Поддержание порядка в стенах общежития также почти целиком было на воспитанниках — от мытья полов до канализации и электрики. Поскольку сама по себе семинария была котлом, где можно было найти разного рода специалистов — от сантехника и фельдшера до психиатра.

***

Европейско-Азиатские новости

В начале 1990-х годов, после распада СССР в Русскую православную церковь хлынул большой поток людей. Для многих вопрос веры ограничивался крещением. Другие шли дальше — становились священниками (порой без должной подготовки из-за дефицита семинарий) или постригались в монашество.

К 2000-м духовных школ в России стало больше, и одновременно с этим руководство РПЦ ужесточило отбор кандидатов в священники.
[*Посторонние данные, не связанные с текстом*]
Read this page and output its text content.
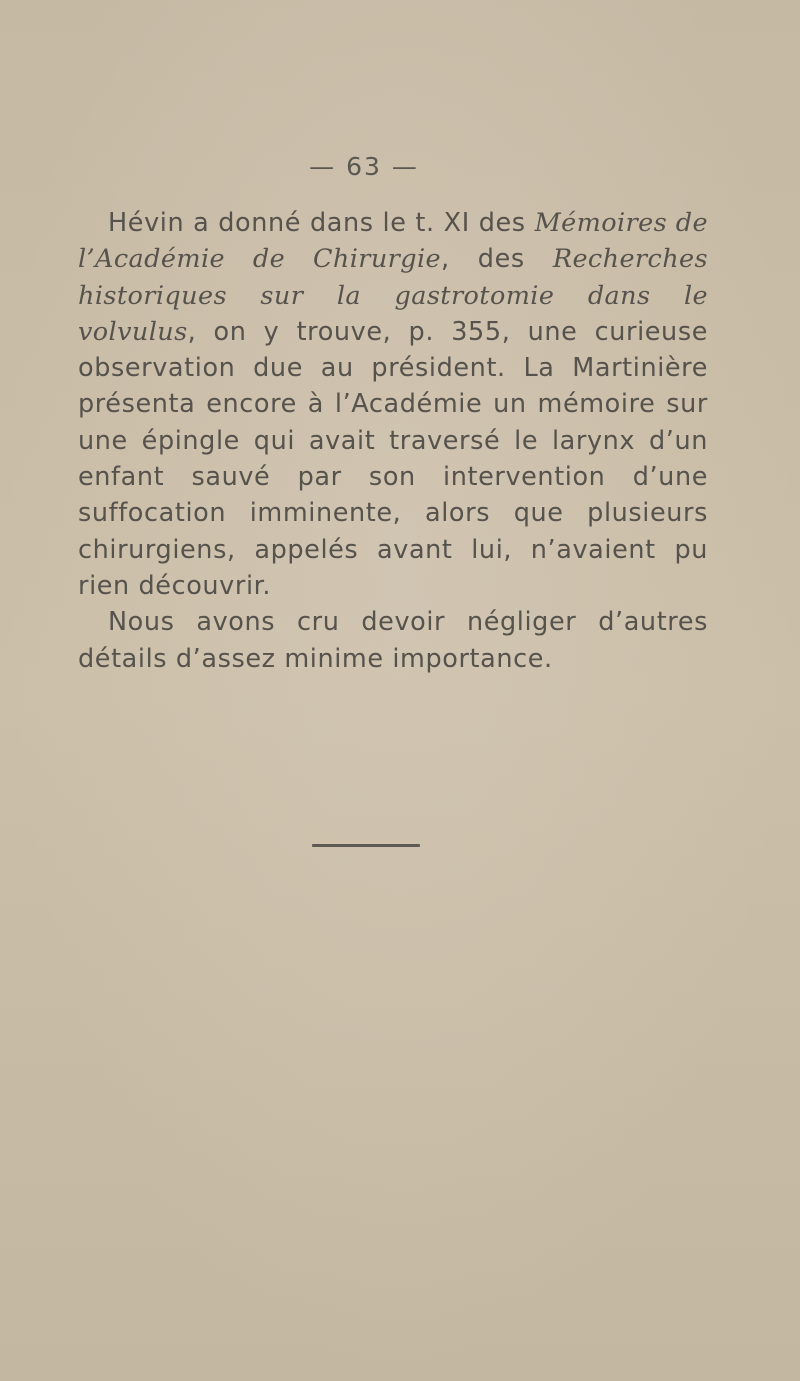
— 63 —

Hévin a donné dans le t. XI des Mémoires de l’Académie de Chirurgie, des Recherches historiques sur la gastrotomie dans le volvulus, on y trouve, p. 355, une curieuse observation due au président. La Martinière présenta encore à l’Académie un mémoire sur une épingle qui avait traversé le larynx d’un enfant sauvé par son intervention d’une suffocation imminente, alors que plusieurs chirurgiens, appelés avant lui, n’avaient pu rien découvrir.

Nous avons cru devoir négliger d’autres détails d’assez minime importance.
О том, как проходила подготовка будущих пастырей, ЕАН рассказывает на примере Екатеринбургской православной духовной семинарии (ЕПДС) — во второй части записок уральского семинариста.

Как воспитать будущих священников?

Основным требованием к священнику, как в предыдущие века, так и сегодня, является дисциплина, выражающаяся в послушании руководству епархии и РПЦ. Что подразумевается под этим — точного и истинного ответа ни в одной епархии не дадут. В регионах это зависит от личного восприятия архиереем, его воспитания и образованности.

По этой причине студентов любой духовной школы называли воспитанниками. В первую очередь, что отражалось на всем начальном курсе, семинаристов воспитывали. Вторая причина, как уже было упомянуто, — костяк студентов составляли подростки 16–17 лет со свойственным им юношеским максимализмом, только-только вышедшие из домашнего уюта. Такую ораву, а на первый курс поступало больше 30 человек, необходимо было сдерживать универсальным способом — уставом.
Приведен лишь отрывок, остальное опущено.